Why are we enabling climate failure?
I don't get it.

The Haliade-X wind turbine is believed to be our currently most-efficient renewable power generator in terms of total output minus the carbon needed to build it.

Until we have massively changed the cement and steel making industries to be green themselves, we need 2800 tonnes of steel each, to hold up a Haliade-X (2000 t pounded into the seabed as a foundation, 800 t for the tall shaft you can see), that's 1,400 tonnes of coal needed to make the steel. They are then installed by massive construction boats that run, for now, on diesel or thick-oil bunker fuel.

And we need to put up many thousands of them between now and the earliest reasonable date for the massive switchover to "green steel" and "green boats", which is a couple of decades.

It's valuable to read Canadian prof Vaclav Smil as he describes just how big the global steel industry is: a billion tonnes of steel are made every year, mostly in sixty-metre-tall furnaces that run for 20 years on each continuous burn, more coal and iron ore poured in every hour, 365x24. It's just not something the human race can stop doing on a dime.

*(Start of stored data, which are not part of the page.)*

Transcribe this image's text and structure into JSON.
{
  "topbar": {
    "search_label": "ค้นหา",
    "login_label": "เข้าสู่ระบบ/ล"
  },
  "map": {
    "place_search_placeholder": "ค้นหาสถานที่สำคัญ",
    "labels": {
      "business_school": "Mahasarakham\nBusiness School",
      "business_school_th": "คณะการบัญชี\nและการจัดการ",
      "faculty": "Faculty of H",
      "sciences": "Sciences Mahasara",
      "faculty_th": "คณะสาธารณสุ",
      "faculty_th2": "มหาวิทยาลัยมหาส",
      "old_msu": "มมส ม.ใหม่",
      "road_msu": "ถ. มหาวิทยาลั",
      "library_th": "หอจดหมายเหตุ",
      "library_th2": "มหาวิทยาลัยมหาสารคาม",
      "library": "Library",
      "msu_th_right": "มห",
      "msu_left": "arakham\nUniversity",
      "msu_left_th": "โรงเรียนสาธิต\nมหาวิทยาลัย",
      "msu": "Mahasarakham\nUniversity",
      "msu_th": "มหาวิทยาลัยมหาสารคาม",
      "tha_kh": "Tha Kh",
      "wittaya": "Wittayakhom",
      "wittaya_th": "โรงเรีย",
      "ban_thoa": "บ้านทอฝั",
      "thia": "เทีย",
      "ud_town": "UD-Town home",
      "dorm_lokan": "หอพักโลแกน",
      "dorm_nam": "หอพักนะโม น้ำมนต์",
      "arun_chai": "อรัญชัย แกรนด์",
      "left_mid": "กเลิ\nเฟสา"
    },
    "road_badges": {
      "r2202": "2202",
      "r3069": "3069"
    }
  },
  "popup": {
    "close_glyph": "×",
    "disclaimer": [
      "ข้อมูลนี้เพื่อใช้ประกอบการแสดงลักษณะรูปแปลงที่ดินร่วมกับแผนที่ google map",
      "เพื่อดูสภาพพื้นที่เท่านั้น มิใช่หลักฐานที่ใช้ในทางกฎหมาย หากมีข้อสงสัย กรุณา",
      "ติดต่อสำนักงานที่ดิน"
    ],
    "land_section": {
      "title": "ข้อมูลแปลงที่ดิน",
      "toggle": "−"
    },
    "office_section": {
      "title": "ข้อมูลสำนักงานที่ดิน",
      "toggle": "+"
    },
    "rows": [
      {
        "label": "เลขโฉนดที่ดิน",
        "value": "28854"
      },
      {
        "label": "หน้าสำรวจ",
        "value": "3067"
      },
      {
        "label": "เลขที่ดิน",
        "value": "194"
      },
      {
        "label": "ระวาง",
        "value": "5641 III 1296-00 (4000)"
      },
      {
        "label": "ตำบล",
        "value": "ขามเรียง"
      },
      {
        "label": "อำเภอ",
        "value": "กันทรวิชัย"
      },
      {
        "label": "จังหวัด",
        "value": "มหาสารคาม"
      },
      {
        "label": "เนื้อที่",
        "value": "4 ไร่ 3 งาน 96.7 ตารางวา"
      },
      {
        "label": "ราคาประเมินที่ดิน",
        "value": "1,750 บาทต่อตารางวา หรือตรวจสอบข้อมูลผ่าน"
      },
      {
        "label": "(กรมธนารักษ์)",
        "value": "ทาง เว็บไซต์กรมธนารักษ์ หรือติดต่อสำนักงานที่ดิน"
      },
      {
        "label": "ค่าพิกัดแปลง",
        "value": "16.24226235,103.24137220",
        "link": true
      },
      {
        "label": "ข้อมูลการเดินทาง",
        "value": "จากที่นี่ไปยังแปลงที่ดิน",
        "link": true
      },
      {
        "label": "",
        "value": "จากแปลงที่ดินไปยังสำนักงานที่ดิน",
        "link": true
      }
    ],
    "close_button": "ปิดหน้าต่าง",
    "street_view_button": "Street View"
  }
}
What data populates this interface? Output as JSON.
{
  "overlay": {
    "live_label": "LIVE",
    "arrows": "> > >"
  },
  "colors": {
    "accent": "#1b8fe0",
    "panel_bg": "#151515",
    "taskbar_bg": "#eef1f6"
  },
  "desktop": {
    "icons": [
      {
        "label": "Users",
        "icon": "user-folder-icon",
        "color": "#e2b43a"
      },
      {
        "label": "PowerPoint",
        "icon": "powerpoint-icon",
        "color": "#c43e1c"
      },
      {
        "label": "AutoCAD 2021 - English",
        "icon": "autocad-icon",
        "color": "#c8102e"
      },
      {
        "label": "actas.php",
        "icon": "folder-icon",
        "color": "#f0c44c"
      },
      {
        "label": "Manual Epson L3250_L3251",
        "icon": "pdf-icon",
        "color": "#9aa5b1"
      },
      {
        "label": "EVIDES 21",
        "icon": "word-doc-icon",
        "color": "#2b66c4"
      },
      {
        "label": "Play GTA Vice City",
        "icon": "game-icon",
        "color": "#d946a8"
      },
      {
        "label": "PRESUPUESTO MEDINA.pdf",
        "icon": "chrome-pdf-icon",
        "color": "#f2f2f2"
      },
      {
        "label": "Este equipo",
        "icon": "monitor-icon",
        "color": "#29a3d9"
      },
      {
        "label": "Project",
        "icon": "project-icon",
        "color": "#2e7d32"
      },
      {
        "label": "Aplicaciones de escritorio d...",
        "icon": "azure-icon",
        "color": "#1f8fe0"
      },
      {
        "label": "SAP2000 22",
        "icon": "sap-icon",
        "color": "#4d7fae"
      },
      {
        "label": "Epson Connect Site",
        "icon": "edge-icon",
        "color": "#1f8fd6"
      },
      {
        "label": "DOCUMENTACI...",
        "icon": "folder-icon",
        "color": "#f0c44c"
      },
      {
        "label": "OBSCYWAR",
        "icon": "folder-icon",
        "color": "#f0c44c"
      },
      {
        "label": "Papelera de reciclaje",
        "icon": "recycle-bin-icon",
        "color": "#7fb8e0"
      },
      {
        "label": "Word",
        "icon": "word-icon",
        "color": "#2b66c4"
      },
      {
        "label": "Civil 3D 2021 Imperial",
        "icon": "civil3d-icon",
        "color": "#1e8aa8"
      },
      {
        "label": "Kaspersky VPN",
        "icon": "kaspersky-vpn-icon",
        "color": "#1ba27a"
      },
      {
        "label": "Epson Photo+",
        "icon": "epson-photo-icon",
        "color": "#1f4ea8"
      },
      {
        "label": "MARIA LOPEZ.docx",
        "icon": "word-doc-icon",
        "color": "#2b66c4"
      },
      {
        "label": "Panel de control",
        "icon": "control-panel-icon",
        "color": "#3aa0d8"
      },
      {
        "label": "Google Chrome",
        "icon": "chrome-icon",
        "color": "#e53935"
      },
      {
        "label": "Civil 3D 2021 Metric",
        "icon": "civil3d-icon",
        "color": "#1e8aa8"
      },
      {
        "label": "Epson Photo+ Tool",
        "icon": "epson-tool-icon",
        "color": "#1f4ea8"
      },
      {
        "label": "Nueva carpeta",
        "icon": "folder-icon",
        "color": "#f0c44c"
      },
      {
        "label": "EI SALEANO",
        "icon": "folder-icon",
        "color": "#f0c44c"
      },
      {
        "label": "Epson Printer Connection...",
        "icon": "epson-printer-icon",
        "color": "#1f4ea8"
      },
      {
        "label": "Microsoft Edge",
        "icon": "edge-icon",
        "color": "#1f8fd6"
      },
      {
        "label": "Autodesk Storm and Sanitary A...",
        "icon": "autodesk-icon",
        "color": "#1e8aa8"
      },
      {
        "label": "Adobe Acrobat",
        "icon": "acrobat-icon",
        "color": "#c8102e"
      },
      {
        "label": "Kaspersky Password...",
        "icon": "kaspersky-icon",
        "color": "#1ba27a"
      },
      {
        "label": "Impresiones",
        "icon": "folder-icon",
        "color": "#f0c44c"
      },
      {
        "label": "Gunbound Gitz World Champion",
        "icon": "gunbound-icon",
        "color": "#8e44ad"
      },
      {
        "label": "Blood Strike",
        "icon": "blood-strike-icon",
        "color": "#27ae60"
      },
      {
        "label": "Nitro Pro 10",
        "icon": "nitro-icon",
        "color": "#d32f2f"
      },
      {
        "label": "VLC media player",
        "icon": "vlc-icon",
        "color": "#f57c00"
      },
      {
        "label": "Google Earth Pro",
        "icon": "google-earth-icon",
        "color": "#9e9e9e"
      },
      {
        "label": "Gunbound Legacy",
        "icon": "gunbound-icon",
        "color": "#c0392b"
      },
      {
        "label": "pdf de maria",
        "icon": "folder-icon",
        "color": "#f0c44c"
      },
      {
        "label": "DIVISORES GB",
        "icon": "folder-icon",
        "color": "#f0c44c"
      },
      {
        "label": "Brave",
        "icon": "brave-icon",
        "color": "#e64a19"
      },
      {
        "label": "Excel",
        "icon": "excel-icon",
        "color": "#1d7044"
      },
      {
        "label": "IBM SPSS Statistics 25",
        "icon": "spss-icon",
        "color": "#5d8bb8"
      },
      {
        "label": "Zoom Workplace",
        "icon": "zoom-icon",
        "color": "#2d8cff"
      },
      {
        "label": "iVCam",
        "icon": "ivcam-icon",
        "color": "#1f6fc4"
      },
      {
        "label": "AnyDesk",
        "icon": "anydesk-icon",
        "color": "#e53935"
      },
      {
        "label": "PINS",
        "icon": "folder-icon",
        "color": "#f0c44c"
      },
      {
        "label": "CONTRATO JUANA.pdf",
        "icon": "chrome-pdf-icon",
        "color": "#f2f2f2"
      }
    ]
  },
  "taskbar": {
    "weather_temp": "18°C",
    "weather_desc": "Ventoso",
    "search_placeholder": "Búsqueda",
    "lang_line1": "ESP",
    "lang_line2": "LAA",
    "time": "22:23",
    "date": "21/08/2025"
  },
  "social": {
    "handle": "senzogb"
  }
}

The oil executives are kidding us (and themselves) about how soon we could start (yesterday), how fast we can do it (I think even Dr. Smil is a pessimist there, he thinks "several decades", I think "a few"...but it is a few decades, not a few years. And they will be busy, expensive decades.

Ummmm ... is there some reason they no longer can be constructed (as they already are in Alberta and elsewhere in Canada) on *land*???

Anyone who thinks we've got "a few decades" to get with the program hasn't been reading the numbers. Or listening to the international number crunchers on climate.